A static type checker uses either the names or the structure of the types in order to compare them against other types. Checking against the name is nominal typing and checking against the structure is structural typing.

Nominal typing

Languages like C++, Java, and Swift have primarily nominal type systems.

class Foo {
method(input: string): number { ... }
}
class Bar {
method(input: string): number { ... }
}
let foo: Foo = new Bar(); // ERROR!!

Here you can see a pseudo-example of a nominal type system erroring out when you’re trying to put a Bar where a Foo is required because they have different names.

Structural typing

Languages like OCaml, Haskell, and Elm have primarily structural type systems.

class Foo {
method(input: string): number { ... }
}
class Bar {
method(input: string): number { ... }
}
let foo: Foo = new Bar(); // Okay.

Here you can see a pseudo-example of a structural type system passing when you’re trying to put a Bar where a Foo is required because their structure is exactly the same.

However, as soon as you change the shape it will start to cause errors.

class Foo {
method(input: string): number { ... }
}
class Bar {
method(input: string): boolean { ... }
}
let foo: Foo = new Bar(); // ERROR!!

It can get a little bit more complicated than this.

We’ve demonstrated both nominal and structure typing of classes, but there are also other complex types like objects and functions which can also be either nominal or structural. Even further, they can be different within the same type system (most of the languages listed before has features of both).

For example, Flow uses structural typing for objects and functions, but nominal typing for classes.

Functions

type FuncType = (input: string) => number;function func(input: string): number { ... }let test: FuncType = func; // Okay.

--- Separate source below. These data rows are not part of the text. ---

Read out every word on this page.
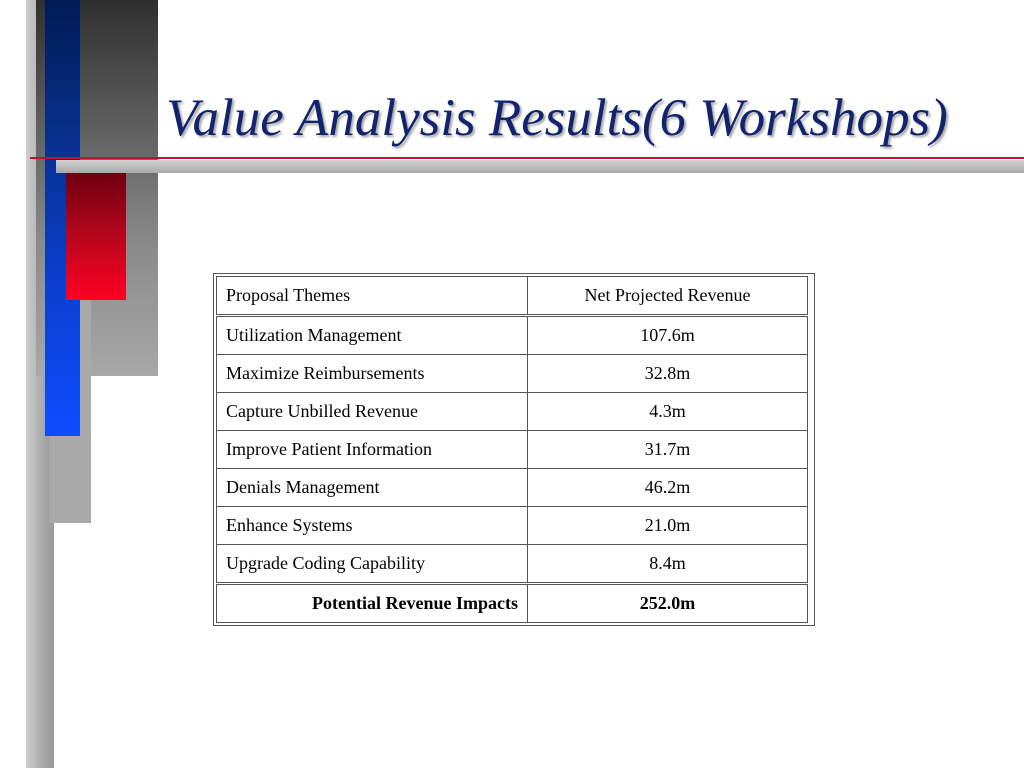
Value Analysis Results(6 Workshops)
Proposal Themes	Net Projected Revenue
Utilization Management	107.6m
Maximize Reimbursements	32.8m
Capture Unbilled Revenue	4.3m
Improve Patient Information	31.7m
Denials Management	46.2m
Enhance Systems	21.0m
Upgrade Coding Capability	8.4m
Potential Revenue Impacts	252.0m
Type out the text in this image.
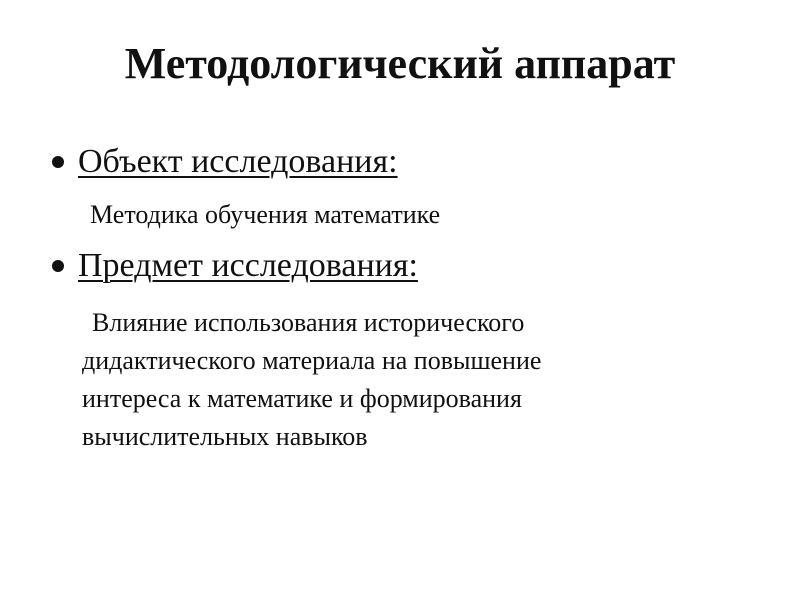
Методологический аппарат
Объект исследования:
Методика обучения математике
Предмет исследования:
Влияние использования исторического
дидактического материала на повышение
интереса к математике и формирования
вычислительных навыков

Here you can see a function type alias and an actual function with the same input and output. These have the same structure and are equivalent in Flow.

Objects

type ObjType = { property: string };let obj = { property: "value" };let test: ObjType = obj;

Here you can see an object type alias and an actual object with the same properties, only the values are different: string and “value”. Because “value” is a type of string, it is a subtype (it is a more specific type of string). Which means that our obj object is a subtype of ObjType.

This has nothing to do with the names (notice that there is nothing explicitly saying that obj is a subtype of ObjType) and everything to do with the structure of both. Since object types in Flow are covariant (meaning they accept subtypes) this passes the type checker.

Classes

class Foo { method(input: string): number {...} }
class Bar { method(input: string): number {...} }
let test: Foo = new Bar(); // ERROR!!

Here you can see our same two classes from before that have the same structure. In Flow these are not equivalent as Flow uses nominal typing for classes.

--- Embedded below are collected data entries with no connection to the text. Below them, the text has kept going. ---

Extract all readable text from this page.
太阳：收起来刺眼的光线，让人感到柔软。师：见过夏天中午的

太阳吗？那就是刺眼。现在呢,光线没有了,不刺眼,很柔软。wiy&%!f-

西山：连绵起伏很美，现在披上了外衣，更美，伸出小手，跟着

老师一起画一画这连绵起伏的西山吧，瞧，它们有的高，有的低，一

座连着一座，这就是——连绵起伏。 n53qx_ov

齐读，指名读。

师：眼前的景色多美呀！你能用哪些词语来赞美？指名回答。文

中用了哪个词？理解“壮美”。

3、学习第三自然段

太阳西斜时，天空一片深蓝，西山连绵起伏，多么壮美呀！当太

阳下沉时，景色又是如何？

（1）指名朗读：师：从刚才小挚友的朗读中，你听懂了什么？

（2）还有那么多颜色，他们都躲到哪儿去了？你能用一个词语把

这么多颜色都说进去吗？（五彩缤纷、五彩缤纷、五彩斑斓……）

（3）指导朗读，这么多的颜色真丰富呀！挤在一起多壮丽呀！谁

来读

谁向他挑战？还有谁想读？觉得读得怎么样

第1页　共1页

If you wanted to use a class structurally you could do that by mixing them with objects as interfaces:

type Interface = {
method(value: string): number;
};
class Foo { method(input: string): number {...} }
class Bar { method(input: string): number {...} }
let test: Interface = new Foo(); // Okay.
let test: Interface = new Bar(); // Okay.

The design decision in Flow around mixing nominal and structural typing was chosen based on how objects, functions, and classes are already used in JavaScript.

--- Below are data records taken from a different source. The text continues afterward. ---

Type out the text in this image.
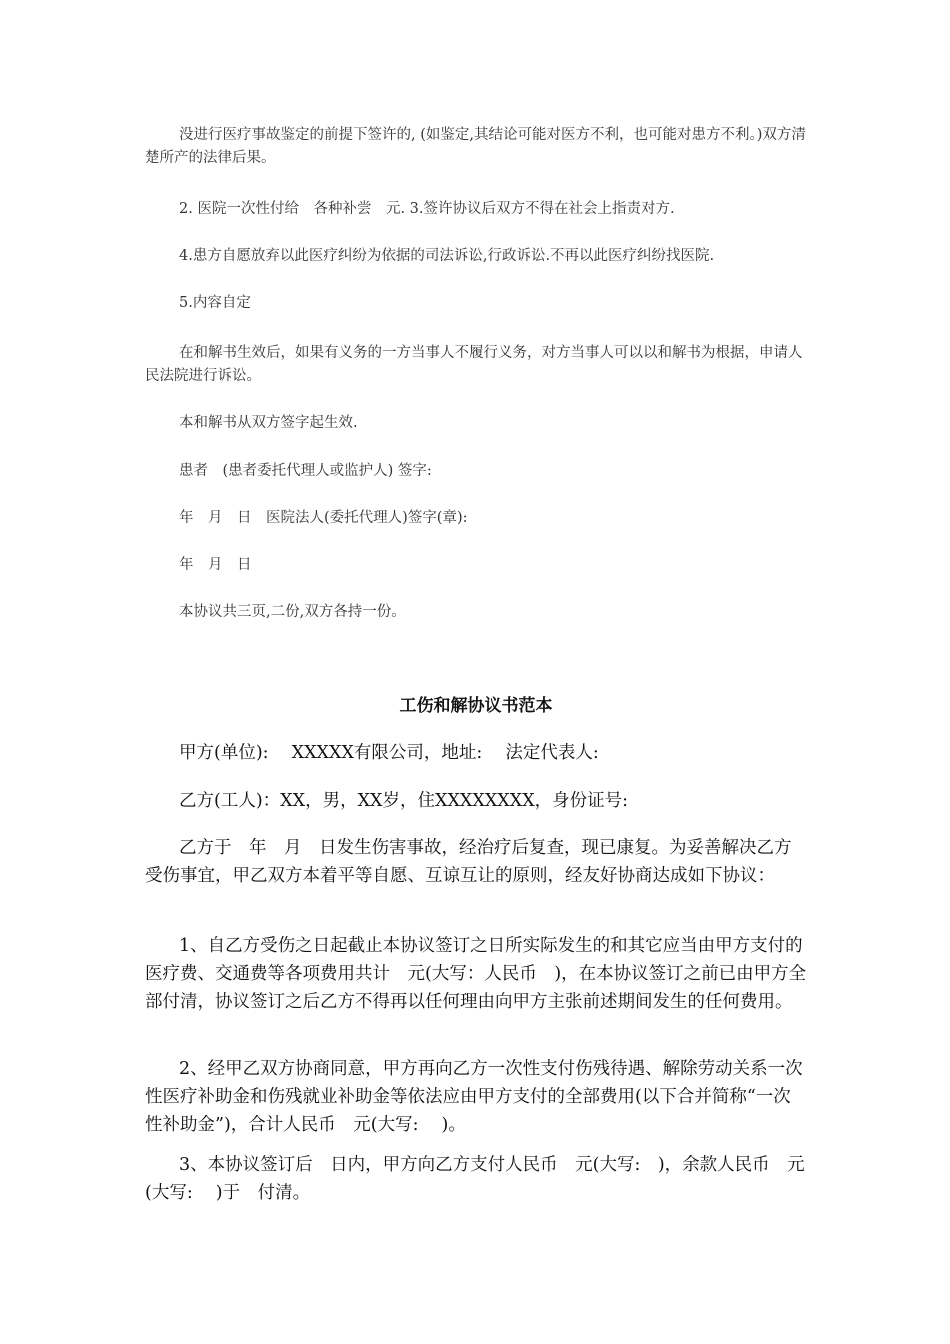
没进行医疗事故鉴定的前提下签许的, (如鉴定,其结论可能对医方不利，也可能对患方不利。)双方清楚所产的法律后果。

2. 医院一次性付给　各种补尝　元. 3.签许协议后双方不得在社会上指责对方.

4.患方自愿放弃以此医疗纠纷为依据的司法诉讼,行政诉讼.不再以此医疗纠纷找医院.

5.内容自定

在和解书生效后，如果有义务的一方当事人不履行义务，对方当事人可以以和解书为根据，申请人民法院进行诉讼。

本和解书从双方签字起生效.

患者　(患者委托代理人或监护人) 签字:

年　月　日　医院法人(委托代理人)签字(章):

年　月　日

本协议共三页,二份,双方各持一份。

工伤和解协议书范本

甲方(单位):　 XXXXX有限公司，地址:　 法定代表人:

乙方(工人)：XX，男，XX岁，住XXXXXXXX，身份证号:

乙方于　年　月　日发生伤害事故，经治疗后复查，现已康复。为妥善解决乙方受伤事宜，甲乙双方本着平等自愿、互谅互让的原则，经友好协商达成如下协议：

1、自乙方受伤之日起截止本协议签订之日所实际发生的和其它应当由甲方支付的医疗费、交通费等各项费用共计　元(大写：人民币　)，在本协议签订之前已由甲方全部付清，协议签订之后乙方不得再以任何理由向甲方主张前述期间发生的任何费用。

2、经甲乙双方协商同意，甲方再向乙方一次性支付伤残待遇、解除劳动关系一次性医疗补助金和伤残就业补助金等依法应由甲方支付的全部费用(以下合并简称“一次性补助金”)，合计人民币　元(大写:　 )。

3、本协议签订后　日内，甲方向乙方支付人民币　元(大写:　)，余款人民币　元(大写:　 )于　付清。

The JavaScript language is a bunch of object-oriented ideas and functional ideas mixed together. Developer’s usage of JavaScript tends to be mixed as well. Classes (or constructor functions) being the more object-oriented side and functions (as lambdas) and objects tend to be more on the functional side, developers use both simultaneously.

Object oriented languages tend to be more nominally typed (C++, Java, Swift), while functional languages tend to be more structurally typed (OCaml, Haskell, Elm).

When someone writes a class, they are declaring a thing. This thing might have the same structure as something else but they still serve different purposes. Imagine two component classes that both have render() methods, these components could still have totally different purposes, but in a structural type system they’d be considered exactly the same.

Flow chooses what is natural for JavaScript, and the end result is a very nice experience that does what you expect it to.